We decided that we would take turns paying for things during our weekends. I would pay for food then he would pay for our room or vice versa. This went well for a few months but I started to notice a pattern. If it was my turn to pay for the room, he would want to stay at the most expensive places and he would insist on staying for a three-night weekend. But when it was his turn to pay for the room, he would always pick out cheap places and we'd sometimes only stay one night. The same would happen would it came to him paying for food. Everything was becoming very one-sided. When holidays came up, he would pick fights with me and we would end up apart. When birthdays would come around I would always get him nice gifts but he would act strangely and want to take a little time apart. Conveniently, he'd want to get back together a week or two after my birthday and Valentine's day, which only happen to be three days apart. So much happened with this man until I just couldn't take it anymore. We'd break up and get back together and the whole cycle would start over. I gave my heart and soul to this man, but I would never have a special place in his heart. All the planning that we'd done was just wishful thinking and a waste of time. Never did I think that the relationship would change me into a person that I would no longer recognize when I looked in the mirror.

Self-Reflection
I became selfish and suspicious of others. I was no longer giving and free-hearted. I always had the fear that I would be used and abused by someone else. After finally leaving Mathew, I tried to date again but I just couldn't. Everyone reminded me of him in different ways. Someone would talk like him, walk like him, act like him or even look like him and I would exit at stage left. I just wasn't having it. I wasn't wealing to yield to anything or anyone until I met Freddrick, No matter what I threw his way, he never gave up on me. He loved me no matter what. But now, I had become the Mathew in our relationship. I was treating Freddrick the way that Mathew had treated me and I didn't realize it. I think it had become something normal to me. But I was wrong on so many levels.
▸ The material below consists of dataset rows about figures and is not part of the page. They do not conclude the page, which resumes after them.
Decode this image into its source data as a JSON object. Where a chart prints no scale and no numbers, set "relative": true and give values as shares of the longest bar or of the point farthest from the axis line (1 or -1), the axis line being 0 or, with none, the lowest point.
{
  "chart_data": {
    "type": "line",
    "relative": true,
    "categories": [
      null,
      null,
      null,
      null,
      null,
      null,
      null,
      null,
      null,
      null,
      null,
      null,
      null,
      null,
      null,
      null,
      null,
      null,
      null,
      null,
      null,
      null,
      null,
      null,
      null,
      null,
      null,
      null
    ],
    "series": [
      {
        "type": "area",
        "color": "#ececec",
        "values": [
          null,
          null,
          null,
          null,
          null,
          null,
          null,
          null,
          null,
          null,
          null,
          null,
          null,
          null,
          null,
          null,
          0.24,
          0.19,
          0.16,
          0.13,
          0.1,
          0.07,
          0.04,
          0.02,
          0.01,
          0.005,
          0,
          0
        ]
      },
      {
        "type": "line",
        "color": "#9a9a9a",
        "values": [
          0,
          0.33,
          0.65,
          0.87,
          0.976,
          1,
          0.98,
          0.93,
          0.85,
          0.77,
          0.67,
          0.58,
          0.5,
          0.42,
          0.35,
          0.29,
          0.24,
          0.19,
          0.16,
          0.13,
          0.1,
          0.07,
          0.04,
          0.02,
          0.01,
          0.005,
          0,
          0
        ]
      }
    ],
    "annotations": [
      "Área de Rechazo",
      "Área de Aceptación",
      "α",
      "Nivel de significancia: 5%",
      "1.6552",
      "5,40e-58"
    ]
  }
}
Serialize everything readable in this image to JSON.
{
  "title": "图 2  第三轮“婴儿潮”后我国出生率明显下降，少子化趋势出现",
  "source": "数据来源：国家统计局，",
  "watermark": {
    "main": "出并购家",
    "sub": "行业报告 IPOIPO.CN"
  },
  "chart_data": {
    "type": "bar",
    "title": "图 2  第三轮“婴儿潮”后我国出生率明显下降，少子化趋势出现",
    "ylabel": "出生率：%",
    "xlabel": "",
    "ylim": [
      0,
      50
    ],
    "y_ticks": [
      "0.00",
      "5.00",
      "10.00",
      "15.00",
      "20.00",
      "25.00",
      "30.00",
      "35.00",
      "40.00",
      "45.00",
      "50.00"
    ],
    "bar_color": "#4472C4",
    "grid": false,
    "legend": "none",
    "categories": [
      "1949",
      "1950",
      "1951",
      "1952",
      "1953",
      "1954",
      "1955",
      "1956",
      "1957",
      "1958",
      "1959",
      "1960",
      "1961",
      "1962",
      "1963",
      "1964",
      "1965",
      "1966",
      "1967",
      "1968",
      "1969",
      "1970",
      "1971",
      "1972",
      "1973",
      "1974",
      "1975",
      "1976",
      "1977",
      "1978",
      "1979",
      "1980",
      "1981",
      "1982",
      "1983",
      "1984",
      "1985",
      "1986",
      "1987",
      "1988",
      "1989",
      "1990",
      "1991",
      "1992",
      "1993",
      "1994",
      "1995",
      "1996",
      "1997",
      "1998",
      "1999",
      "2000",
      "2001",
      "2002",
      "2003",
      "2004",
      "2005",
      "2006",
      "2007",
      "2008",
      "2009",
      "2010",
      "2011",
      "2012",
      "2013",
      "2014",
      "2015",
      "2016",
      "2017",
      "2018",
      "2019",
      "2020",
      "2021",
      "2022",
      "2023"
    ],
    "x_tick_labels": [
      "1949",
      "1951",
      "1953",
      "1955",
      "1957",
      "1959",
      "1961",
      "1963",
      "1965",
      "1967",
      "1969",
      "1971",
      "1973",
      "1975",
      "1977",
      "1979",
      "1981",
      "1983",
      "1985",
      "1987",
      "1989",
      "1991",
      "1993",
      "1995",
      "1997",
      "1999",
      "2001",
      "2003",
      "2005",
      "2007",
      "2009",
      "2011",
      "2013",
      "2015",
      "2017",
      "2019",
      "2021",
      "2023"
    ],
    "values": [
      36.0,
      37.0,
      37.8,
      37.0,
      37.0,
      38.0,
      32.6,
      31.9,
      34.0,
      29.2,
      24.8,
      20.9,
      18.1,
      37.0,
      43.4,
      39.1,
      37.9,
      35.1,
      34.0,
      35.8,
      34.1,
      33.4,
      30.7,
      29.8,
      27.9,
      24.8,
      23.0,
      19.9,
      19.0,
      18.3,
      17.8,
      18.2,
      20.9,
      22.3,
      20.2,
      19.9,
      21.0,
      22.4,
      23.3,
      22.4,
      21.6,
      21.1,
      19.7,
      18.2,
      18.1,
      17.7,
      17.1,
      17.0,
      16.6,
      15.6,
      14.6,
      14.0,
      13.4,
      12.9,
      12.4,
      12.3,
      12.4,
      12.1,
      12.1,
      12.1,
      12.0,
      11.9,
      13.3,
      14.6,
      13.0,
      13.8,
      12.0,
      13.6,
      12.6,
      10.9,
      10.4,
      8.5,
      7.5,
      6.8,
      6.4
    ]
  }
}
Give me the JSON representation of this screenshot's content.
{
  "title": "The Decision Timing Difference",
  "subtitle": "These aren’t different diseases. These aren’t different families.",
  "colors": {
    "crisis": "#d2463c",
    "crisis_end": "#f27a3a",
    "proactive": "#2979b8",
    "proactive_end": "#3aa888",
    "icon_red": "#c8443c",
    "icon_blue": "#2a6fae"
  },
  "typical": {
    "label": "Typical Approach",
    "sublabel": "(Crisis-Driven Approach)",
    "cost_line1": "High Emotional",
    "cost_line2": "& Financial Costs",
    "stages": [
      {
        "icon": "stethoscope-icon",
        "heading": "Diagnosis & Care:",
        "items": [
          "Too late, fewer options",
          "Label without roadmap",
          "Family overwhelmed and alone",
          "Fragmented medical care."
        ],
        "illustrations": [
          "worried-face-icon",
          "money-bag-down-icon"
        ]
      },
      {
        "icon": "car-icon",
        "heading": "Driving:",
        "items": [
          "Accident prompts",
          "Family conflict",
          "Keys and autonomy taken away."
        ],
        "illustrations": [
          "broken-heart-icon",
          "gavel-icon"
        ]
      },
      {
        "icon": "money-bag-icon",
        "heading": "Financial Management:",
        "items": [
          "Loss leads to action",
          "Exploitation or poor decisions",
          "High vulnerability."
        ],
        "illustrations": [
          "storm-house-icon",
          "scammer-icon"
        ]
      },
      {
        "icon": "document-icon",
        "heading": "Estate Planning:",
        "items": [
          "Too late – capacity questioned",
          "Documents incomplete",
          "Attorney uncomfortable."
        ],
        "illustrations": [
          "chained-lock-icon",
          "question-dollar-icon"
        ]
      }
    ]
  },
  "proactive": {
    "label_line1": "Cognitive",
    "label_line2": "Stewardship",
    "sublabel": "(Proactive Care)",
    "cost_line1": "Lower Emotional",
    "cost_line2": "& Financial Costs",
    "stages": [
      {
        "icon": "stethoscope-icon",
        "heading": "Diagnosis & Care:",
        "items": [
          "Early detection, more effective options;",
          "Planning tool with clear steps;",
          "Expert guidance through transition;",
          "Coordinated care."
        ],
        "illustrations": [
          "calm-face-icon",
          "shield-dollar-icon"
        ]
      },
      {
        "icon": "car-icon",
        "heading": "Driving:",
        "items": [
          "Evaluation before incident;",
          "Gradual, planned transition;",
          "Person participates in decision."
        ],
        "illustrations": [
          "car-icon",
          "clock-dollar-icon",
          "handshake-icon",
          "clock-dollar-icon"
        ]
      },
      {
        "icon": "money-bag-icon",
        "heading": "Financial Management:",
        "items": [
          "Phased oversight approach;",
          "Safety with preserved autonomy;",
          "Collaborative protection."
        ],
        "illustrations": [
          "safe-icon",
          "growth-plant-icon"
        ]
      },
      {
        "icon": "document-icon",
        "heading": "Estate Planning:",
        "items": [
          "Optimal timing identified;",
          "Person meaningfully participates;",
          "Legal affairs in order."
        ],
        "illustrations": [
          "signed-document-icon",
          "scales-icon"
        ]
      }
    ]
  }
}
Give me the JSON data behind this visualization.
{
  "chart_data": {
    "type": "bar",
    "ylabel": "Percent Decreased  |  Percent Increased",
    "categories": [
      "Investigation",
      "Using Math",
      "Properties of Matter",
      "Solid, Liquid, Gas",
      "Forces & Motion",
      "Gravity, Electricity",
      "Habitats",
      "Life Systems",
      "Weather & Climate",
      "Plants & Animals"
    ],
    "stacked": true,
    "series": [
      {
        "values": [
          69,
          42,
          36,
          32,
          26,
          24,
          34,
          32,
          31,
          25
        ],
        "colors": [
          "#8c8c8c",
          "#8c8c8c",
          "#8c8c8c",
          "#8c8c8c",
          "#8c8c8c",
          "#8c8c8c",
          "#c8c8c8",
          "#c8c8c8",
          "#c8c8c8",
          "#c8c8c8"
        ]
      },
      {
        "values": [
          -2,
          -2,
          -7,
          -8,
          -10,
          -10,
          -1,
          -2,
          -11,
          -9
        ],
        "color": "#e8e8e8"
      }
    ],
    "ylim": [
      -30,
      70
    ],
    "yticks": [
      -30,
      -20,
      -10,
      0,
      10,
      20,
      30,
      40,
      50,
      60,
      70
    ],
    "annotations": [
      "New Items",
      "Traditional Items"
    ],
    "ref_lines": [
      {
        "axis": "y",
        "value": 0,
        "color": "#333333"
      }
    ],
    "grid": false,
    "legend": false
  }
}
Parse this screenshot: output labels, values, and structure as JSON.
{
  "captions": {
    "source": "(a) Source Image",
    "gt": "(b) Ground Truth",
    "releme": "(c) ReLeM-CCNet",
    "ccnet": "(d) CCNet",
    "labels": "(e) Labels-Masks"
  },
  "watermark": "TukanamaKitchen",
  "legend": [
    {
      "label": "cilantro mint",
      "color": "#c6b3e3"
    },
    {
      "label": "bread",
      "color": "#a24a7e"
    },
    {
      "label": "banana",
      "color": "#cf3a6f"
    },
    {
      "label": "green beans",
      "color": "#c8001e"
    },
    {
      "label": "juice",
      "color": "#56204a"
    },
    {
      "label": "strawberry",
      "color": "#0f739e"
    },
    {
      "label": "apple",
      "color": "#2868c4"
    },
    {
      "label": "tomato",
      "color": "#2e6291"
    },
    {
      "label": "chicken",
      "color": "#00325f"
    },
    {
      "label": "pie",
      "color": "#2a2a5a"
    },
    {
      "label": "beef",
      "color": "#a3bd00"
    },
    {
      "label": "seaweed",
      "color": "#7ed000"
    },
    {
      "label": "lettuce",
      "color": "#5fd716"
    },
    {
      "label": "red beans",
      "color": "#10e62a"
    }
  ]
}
Today and here on after, I'll try to remember who I was before that evil person came into my life. I try to be a better person and a better wife. My eyes are open and I realize the error of my ways. Sometimes, we hurt the ones we love most without even knowing it. I don't want to live like that anymore. I encourage you to look at your own behavior. Are you having problems in your relationship? Is the problem you or your mate? Baggage from the past has a way of taking up residence in the present. Take a look in the mirror. Have a candid conversation with your loved one. Don't let a good relationship go down the drain because of something that burned you in your past. Ask yourself this: Have the wounds healed or are they still featuring and infected?